Man, I love watching the Turtles!!! Despite its ridiculous premise, corny jokes and crazily dated soundtrack, Teenage Mutant Ninja Turtles holds up amazingly well in the modern world. My absolute favorite part of rewatching the film, besides enjoying a young, un-famous Sam Rockwell as the “lead thug,” are the mind-blowing full-body suits and puppets created by the Jim Henson Creature Shop of London. In this modern world overrun with computer generated effects, watching the work of master puppeteers at the height of their careers has become more and more satisfying. I know I’ve said it here before, but there’s just something about practical effects in movies that brings life to film that CG seldom recreates. The Turtles look and feel real, because they were real. Each of the Turtle costumes contained a stunt man, with several puppeteers remotely controlling the facial expressions of the characters head off-screen. These effects blew my mind as a child, and still manage to today.

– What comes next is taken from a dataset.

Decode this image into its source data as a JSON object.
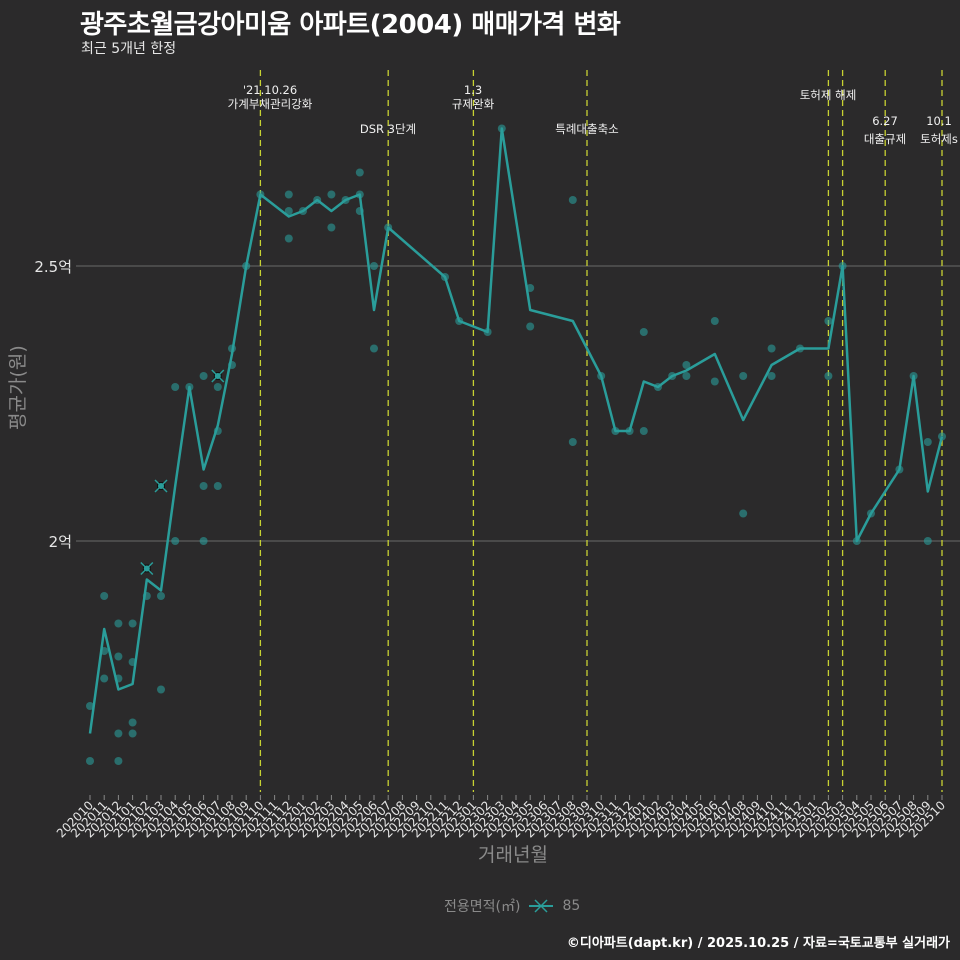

Although it’s hard to believe now, Teenage Mutant Ninja Turtles was an independently produced film with an impossibly small budget of only $13 million. Just like the comic that inspired the film, a small group of unknown actors and filmmakers joined forces around a ludicrous idea and ended up creating an incredibly successful pop-culture juggernaut. The underdog origins of the Turtles are completely fascinating, and truly embody the “American Dream” of coming up from nothing. Worldwide, Teenage Mutant Ninja Turtles brought in just over $200 million in theaters and was a tremendous success on VHS.
Inspired by rewatching Teenage Mutant Ninja Turtles I’ve posted a drawing over on my personal blog. Every time I’ve redrawn a Teenage Mutant Ninja Turtle as an adult all those awesome childhood memories of playing Ninja Turtles come flooding back. This week I drew Raphael as he appeared in one of my favorite scenes in Teenage Mutant Ninja Turtles, leaving the theater disguised in a trench coat and hat.
Teenage Mutant Ninja Turtles is available on DVD and on Blu-ray as part of a four-movie collection containing all of the Turtles’ big screen adventures. Although I won’t vouch for the other three movies in that collection, Teenage Mutant Ninja Turtles is well worth your time and money. If you’re like me and grew up on the Turtles, I strongly urge you to watch this movie again as it holds up incredibly well to the test of time. If you’ve somehow never been exposed to the Ninja Turtles there’s no reason not to jump in now, just don’t expect much by way of character depth or development (it is a movie about mutated turtles trained in the art of ninjitsu, after all). Check out this classic for yourself, and don’t be surprised if you end up singing along with Partners in Kryme’s catchy “T-U-R-T-L-E Power” as it plays over the credits, I know I did. COWABUNGA DUDES!